Memiliki Lebih Banyak Logam, Atmosfer Jupiter Ternyata Tidak Homogen

By Ricky Jenihansen, Senin, 13 Juni 2022 | 07:00 WIB
Miguel dkk. menunjukkan bahwa kelimpahan elemen berat tidak homogen dalam amplop Jupiter. (ESA)

Nationalgeographic.co.id—Tim astronom internasional telah menemukan selubung gas Jupiter tidak memiliki distribusi yang homogen. Bagian dalamnya memiliki lebih banyak logam daripada bagian luar, memiliki massa total antara 11 hingga 30 massa bumi, membentuk 3-9 persen dari total massa Jupiter.

Penelitian ini dipimpin oleh Yamila Miguel, astronom di SRON Netherlands Institute for Space Research dan Leiden Observatory.

Laporan penelitian ini telah dipublikasikan dalam jurnal Astronomy dan Astrophysics dengan judul "Jupiter’s inhomogeneous envelope" belum lama ini.
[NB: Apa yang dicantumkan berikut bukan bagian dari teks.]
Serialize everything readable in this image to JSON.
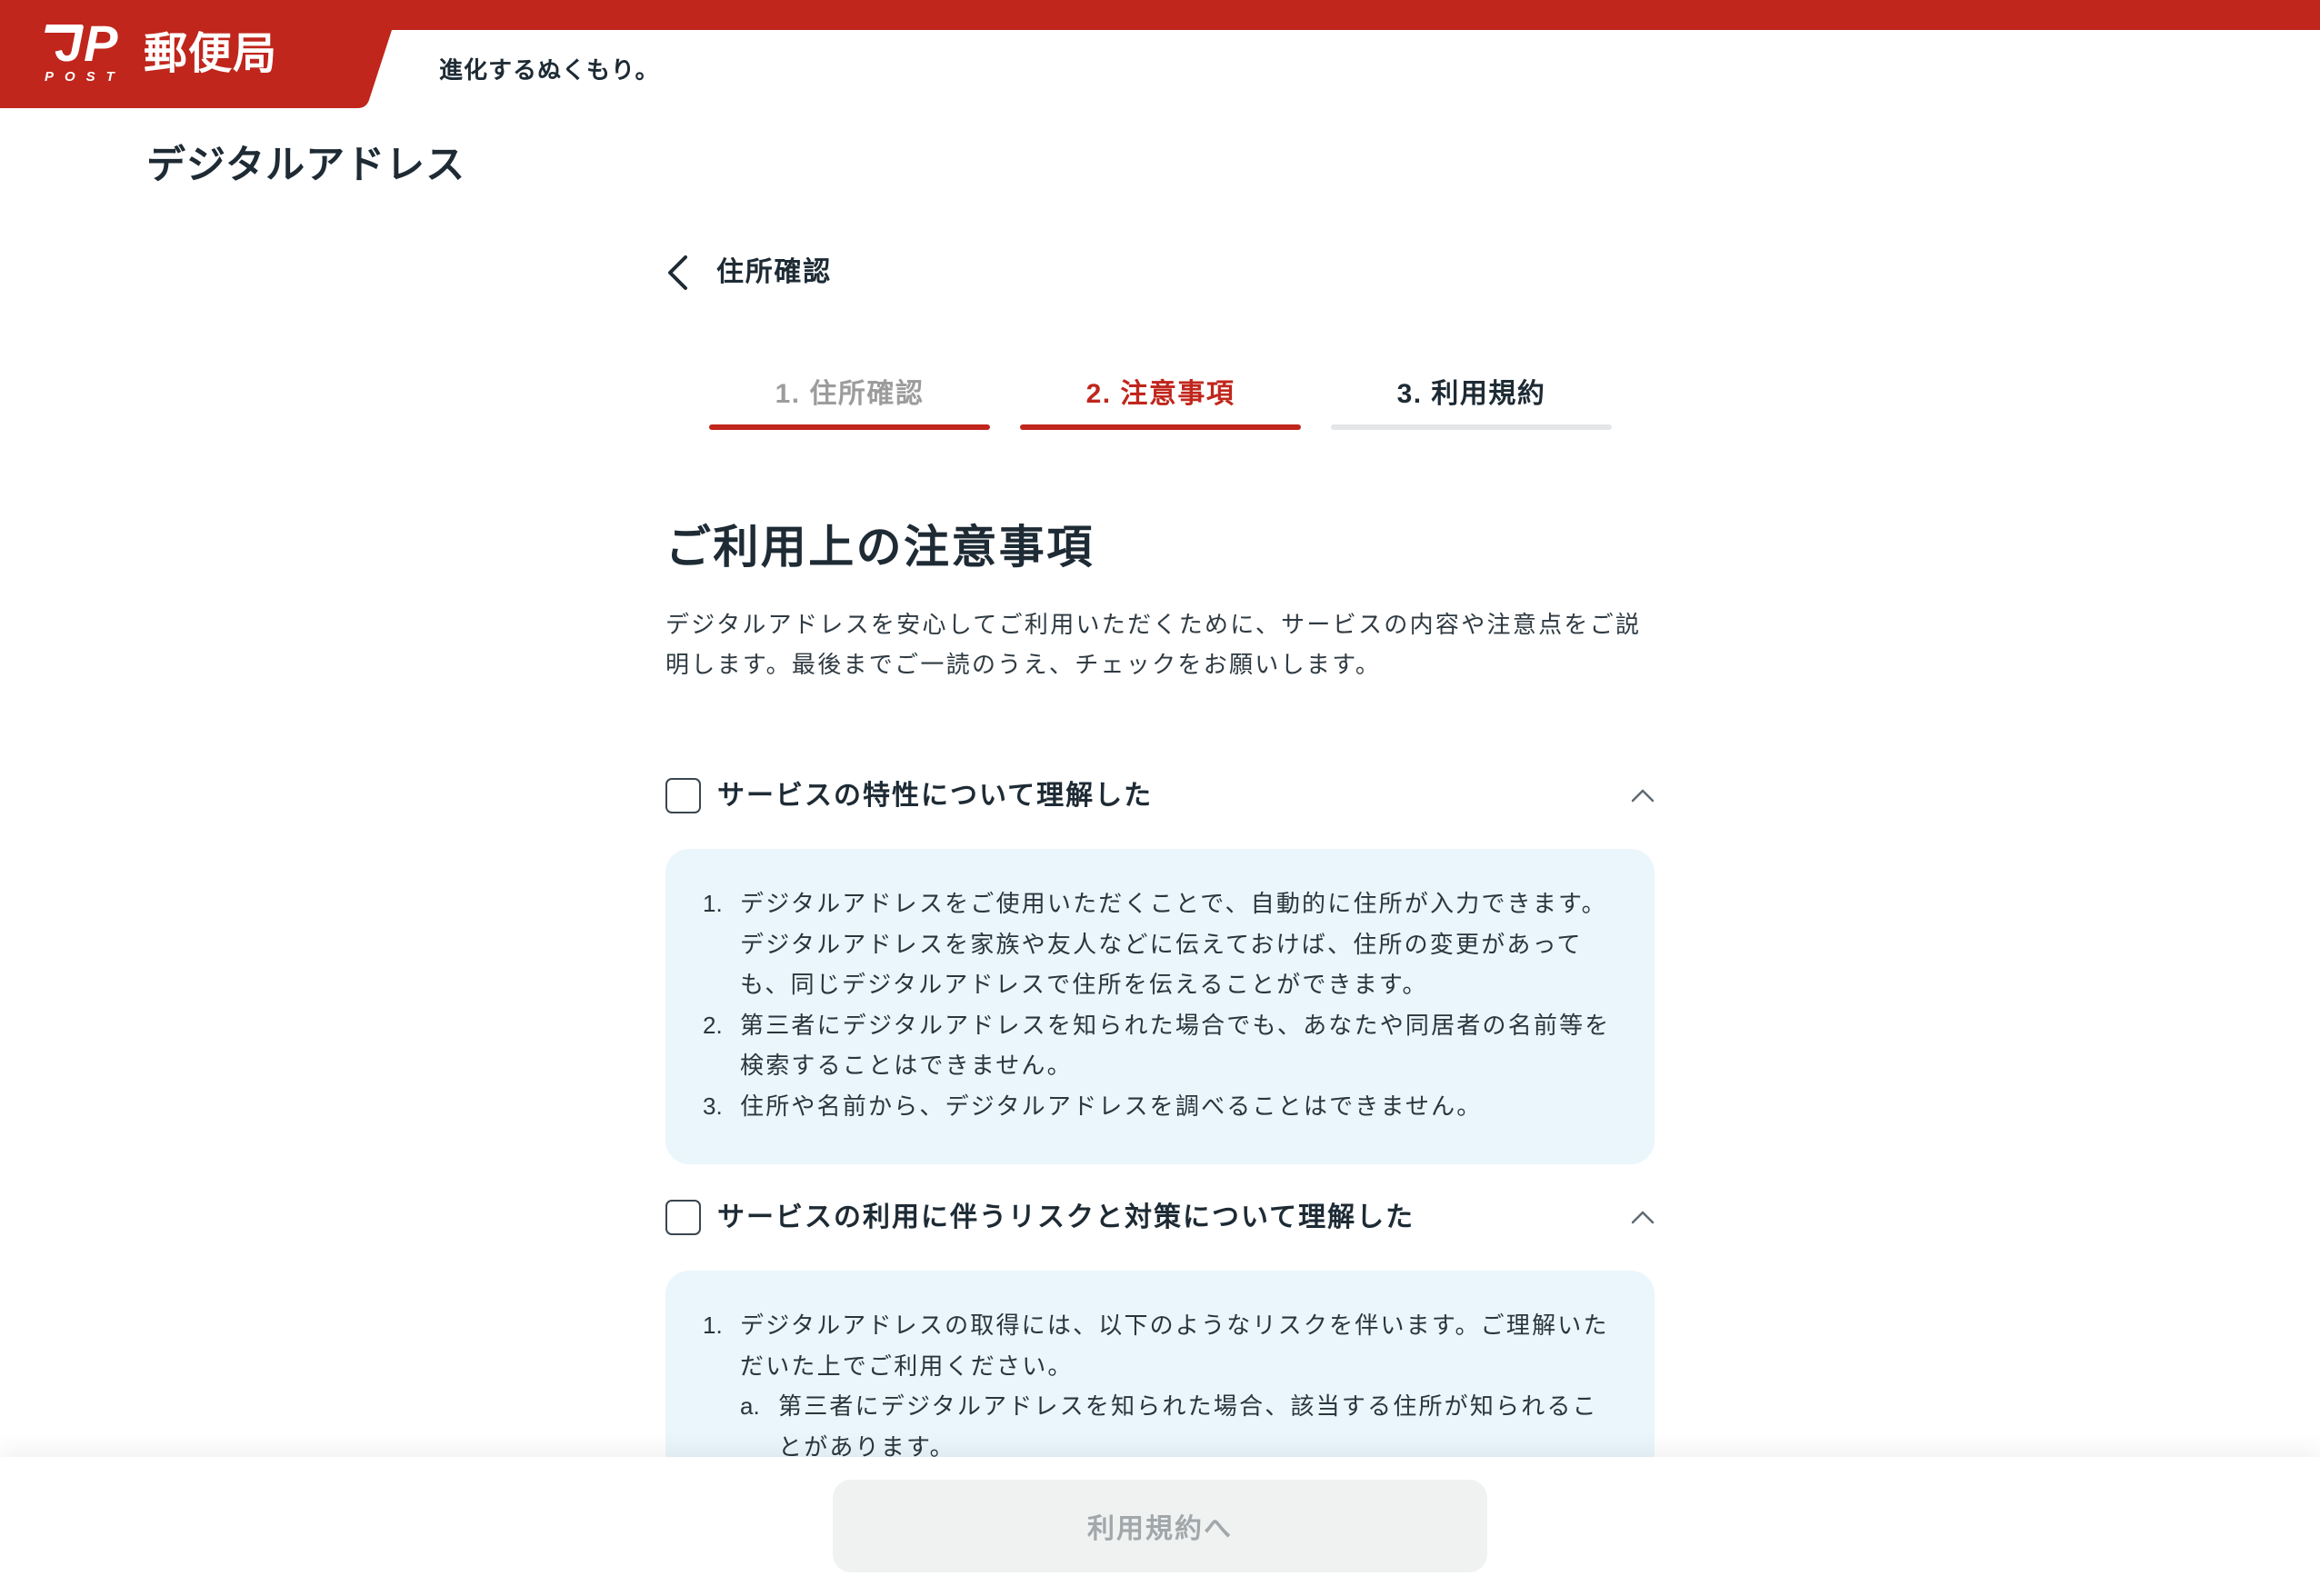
{
  "colors": {
    "brand_red": "#c0261c",
    "text_dark": "#1e2b35",
    "text_body": "#2f3a42",
    "text_muted": "#9c9c9c",
    "step_track": "#e4e6e7",
    "notice_bg": "#eaf6fc",
    "button_disabled_bg": "#f0f2f2",
    "button_disabled_text": "#a2a7aa"
  },
  "header": {
    "logo_mark": "JP",
    "logo_sub": "POST",
    "brand_name": "郵便局",
    "tagline": "進化するぬくもり。"
  },
  "page": {
    "service_title": "デジタルアドレス"
  },
  "back_nav": {
    "icon": "chevron-left-icon",
    "label": "住所確認"
  },
  "steps": [
    {
      "label": "1. 住所確認",
      "completed": true,
      "current": false
    },
    {
      "label": "2. 注意事項",
      "completed": false,
      "current": true
    },
    {
      "label": "3. 利用規約",
      "completed": false,
      "current": false
    }
  ],
  "main": {
    "heading": "ご利用上の注意事項",
    "intro": "デジタルアドレスを安心してご利用いただくために、サービスの内容や注意点をご説明します。最後までご一読のうえ、チェックをお願いします。",
    "sections": [
      {
        "checkbox_label": "サービスの特性について理解した",
        "checked": false,
        "expanded": true,
        "toggle_icon": "chevron-up-icon",
        "items": [
          {
            "number": "1.",
            "text": "デジタルアドレスをご使用いただくことで、自動的に住所が入力できます。デジタルアドレスを家族や友人などに伝えておけば、住所の変更があっても、同じデジタルアドレスで住所を伝えることができます。"
          },
          {
            "number": "2.",
            "text": "第三者にデジタルアドレスを知られた場合でも、あなたや同居者の名前等を検索することはできません。"
          },
          {
            "number": "3.",
            "text": "住所や名前から、デジタルアドレスを調べることはできません。"
          }
        ]
      },
      {
        "checkbox_label": "サービスの利用に伴うリスクと対策について理解した",
        "checked": false,
        "expanded": true,
        "toggle_icon": "chevron-up-icon",
        "items": [
          {
            "number": "1.",
            "text": "デジタルアドレスの取得には、以下のようなリスクを伴います。ご理解いただいた上でご利用ください。",
            "subitems": [
              {
                "marker": "a.",
                "text": "第三者にデジタルアドレスを知られた場合、該当する住所が知られることがあります。"
              }
            ]
          }
        ]
      }
    ]
  },
  "footer": {
    "next_button": {
      "label": "利用規約へ",
      "enabled": false
    }
  }
}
Seperti diketahui, meski atmosfer Jupiter sebagian besar terdiri dari hidrogen dan helium, kunci untuk memahami pembentukan dan evolusi raksasa gas ini terletak pada distribusi elemen berat yang tersisa.

"Ketika pesawat ruang angkasa Juno NASA tiba di Jupiter pada tahun 2016, kami melihat sekilas keindahan luar biasa dari planet terbesar di Tata Surya kita," kata Yamila Miguel seperti dilansir Sci-News.

Juno adalah pesawat luar angkasa dari Badan Luar Angkasa Amerika Serikat, NASA yang mengorbit planet Jupiter. Juno dibangun oleh Lockheed Martin dan dioperasikan oleh Jet Propulsion Laboratory NASA.

Kemudian, menurut peneliti selain Bintik Merah Besar yang terkenal, Jupiter ternyata dikotori oleh angin topan. Hal itu hampir memberikan tampilan dan mistik lukisan Van Gogh.

Ilustrasi Juno, pesawat luar angkasa NASA. (NASA)

Selubung planet di bawah lapisan tipis yang terlihat, bagaimanapun, tidak segera terlihat. Namun, Juno mampu memberi kita gambaran dengan merasakan tarikan gravitasi di atas berbagai lokasi di Jupiter. Ini memberi para astronom informasi tentang komposisi interior, yang tidak seperti yang kita lihat di permukaan.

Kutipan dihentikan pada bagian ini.